Matthias Wilmanns, Scientific Director of CSSB, emphasized “The establishment of a state-of-the-art electron cryo-microscopy research infrastructure is a key element in CSSB's overall research concept. This facility will provide our scientist with the technology to expand our understanding of host-pathogen interactions and tackle some of the most demanding scientific challenges in infection biology.”

The new microscopes will enable the scientists to answer important questions regarding the functional mechanisms of molecular complexes. Understanding dynamic interactions of the infection process is the focus of this integrated research approach, which investigates a range of different scales – zooming-in to locate single atoms within a molecule, and likewise panning out to observe the dynamics of host-pathogen interactions happening in real time – thus creating a complete picture of the infection process.

In electron cryo-microscopy, samples are first flash-frozen and then studied under an electron microscope. “The advantage is that as a result of this flash freezing the molecular structure, even at the atomic level, is preserved in its natural form and can be studied in a state that is structurally unchanged,” explains the grant applicant Prof. Dr. Kay Grünewald from the Institute for Biochemistry and Molecular Biology at the Universität Hamburg and HPI; “Based on a number of recent technical advances, particularly in the area of novel detectors, electron cryo-microscopy has developed into an essential method in structural biology research.” Co-applicant Prof. Dr. Thomas C. Marlovits, Director of the Institute for Structural and Systems Biology at the UKE, further explains “This is one of the most revolutionary microscopic approaches in science and it has made the observation of molecular life in its native state possible. This is necessary to understand and explore the basic elements of the infection process.”

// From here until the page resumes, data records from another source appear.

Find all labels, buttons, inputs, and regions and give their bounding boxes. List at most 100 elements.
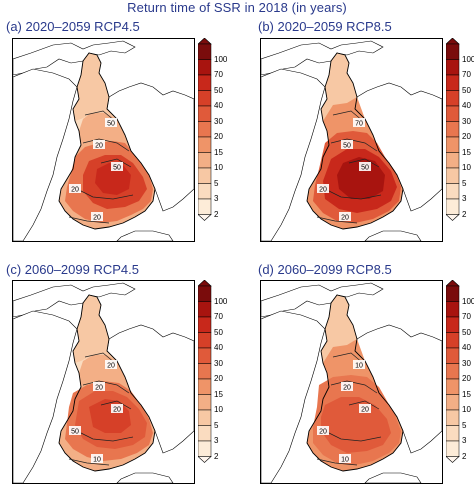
contour-label-bg <box>111 162 123 171</box>
colorbar-tick-label: 10 <box>462 405 471 414</box>
contour-line <box>100 158 132 168</box>
colorbar-tick-label: 50 <box>214 85 223 95</box>
contour-label: 20 <box>95 143 103 150</box>
colorbar-tick-label: 10 <box>214 405 223 414</box>
colorbar-swatch <box>197 285 212 302</box>
contour-line <box>330 138 378 152</box>
contour-line <box>324 188 382 200</box>
contour-label: 20 <box>93 215 101 222</box>
colorbar-swatch <box>445 152 460 169</box>
colorbar-tick-label: 10 <box>214 163 223 172</box>
colorbar-tick-label: 2 <box>214 451 219 461</box>
colorbar-swatch <box>445 394 460 411</box>
sweden-outline <box>13 68 78 241</box>
contour-label-bg <box>105 360 117 369</box>
colorbar-tick-label: 2 <box>214 209 219 219</box>
estonia-outline <box>116 230 174 241</box>
map-panel-b: 70 50 20 50 20 <box>260 38 443 242</box>
contour-label-bg <box>69 426 81 435</box>
colorbar-swatch <box>445 136 460 153</box>
map-svg: 70 50 20 50 20 <box>261 40 442 241</box>
colorbar-bottom-arrow <box>197 214 212 221</box>
colorbar-tick-label: 40 <box>462 101 471 110</box>
finland-north <box>73 295 117 363</box>
colorbar-swatch <box>445 316 460 333</box>
colorbar-swatch <box>197 198 212 215</box>
contour-line <box>332 110 364 122</box>
colorbar-swatch <box>445 301 460 318</box>
contour-label-bg <box>91 212 103 221</box>
colorbar-tick-label: 3 <box>214 436 219 445</box>
colorbar-swatch <box>445 90 460 107</box>
colorbar-swatch <box>445 347 460 364</box>
panel-c-label: (c) 2060–2099 RCP4.5 <box>6 262 139 277</box>
estonia-outline <box>364 230 422 241</box>
colorbar-bottom-arrow <box>197 456 212 463</box>
colorbar-swatch <box>445 363 460 380</box>
colorbar-swatch <box>445 425 460 442</box>
colorbar-tick-label: 5 <box>214 420 219 430</box>
field-level-3 <box>337 157 385 199</box>
colorbar-tick-label: 3 <box>462 194 467 203</box>
colorbar-tick-label: 15 <box>462 147 471 157</box>
contour-label: 10 <box>93 457 101 464</box>
colorbar-tick-label: 70 <box>214 70 223 79</box>
colorbar-swatch <box>445 183 460 200</box>
colorbar-swatch <box>197 316 212 333</box>
contour-line <box>316 458 358 466</box>
colorbar-tick-label: 30 <box>462 358 471 368</box>
colorbar-swatch <box>445 105 460 122</box>
contour-line <box>100 400 132 410</box>
contour-label: 10 <box>341 457 349 464</box>
contour-label-bg <box>341 140 353 149</box>
colorbar-tick-label: 2 <box>462 209 467 219</box>
colorbar-tick-label: 20 <box>214 374 223 383</box>
figure-title: Return time of SSR in 2018 (in years) <box>127 0 347 15</box>
contour-label-bg <box>339 454 351 463</box>
colorbar-swatch <box>445 332 460 349</box>
colorbar-tick-label: 3 <box>214 194 219 203</box>
map-svg: 50 20 20 50 20 <box>13 40 194 241</box>
finland-outline <box>306 294 404 472</box>
colorbar-tick-label: 20 <box>462 132 471 141</box>
colorbar-swatch <box>197 378 212 395</box>
colorbar-tick-label: 2 <box>462 451 467 461</box>
colorbar-svg <box>197 279 212 463</box>
contour-label-bg <box>317 426 329 435</box>
contour-line <box>82 138 130 152</box>
colorbar-tick-label: 15 <box>214 389 223 399</box>
contour-label-bg <box>69 184 81 193</box>
contour-label: 10 <box>355 363 363 370</box>
colorbar-c: 100 70 50 40 30 20 15 10 5 3 2 <box>197 279 238 485</box>
colorbar-tick-label: 100 <box>214 54 228 64</box>
colorbar-a: 100 70 50 40 30 20 15 10 5 3 2 <box>197 37 238 243</box>
contour-line <box>330 380 378 394</box>
contour-line <box>68 216 110 224</box>
colorbar-tick-label: 30 <box>214 358 223 368</box>
finland-outline <box>306 52 404 230</box>
colorbar-tick-label: 30 <box>462 116 471 126</box>
contour-label-bg <box>105 118 117 127</box>
colorbar-top-arrow <box>197 37 212 45</box>
colorbar-tick-label: 100 <box>214 296 228 306</box>
panel-d-label: (d) 2060–2099 RCP8.5 <box>258 262 392 277</box>
contour-label: 70 <box>355 121 363 128</box>
colorbar-tick-label: 5 <box>462 420 467 430</box>
colorbar-tick-label: 50 <box>462 85 471 95</box>
colorbar-swatch <box>197 90 212 107</box>
contour-label: 20 <box>343 385 351 392</box>
colorbar-b: 100 70 50 40 30 20 15 10 5 3 2 <box>445 37 474 243</box>
colorbar-swatch <box>445 409 460 426</box>
colorbar-tick-label: 30 <box>214 116 223 126</box>
contour-line <box>82 380 130 394</box>
colorbar-tick-label: 15 <box>214 147 223 157</box>
panel-a-label: (a) 2020–2059 RCP4.5 <box>6 19 140 34</box>
colorbar-tick-label: 5 <box>214 178 219 188</box>
colorbar-top-arrow <box>445 279 460 287</box>
contour-label: 50 <box>107 121 115 128</box>
colorbar-tick-label: 100 <box>462 54 474 64</box>
colorbar-tick-label: 40 <box>462 343 471 352</box>
colorbar-tick-label: 15 <box>462 389 471 399</box>
contour-label-bg <box>93 140 105 149</box>
colorbar-swatch <box>445 198 460 215</box>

With the recruitment of both of these scientists and their research groups from Oxford and Vienna, Hamburg not only acquires their outstanding expertise in the two major modalities of electron cryo-microscopy, electron tomography and single particle analysis, but also gains essential knowledge in the further development of this important technology.

The electron cryo-microscopes will be funded as part of the German Research Council’s major research instrumentation program. The proposals submitted by universities must exhibit outstanding scientific quality as well as national significance.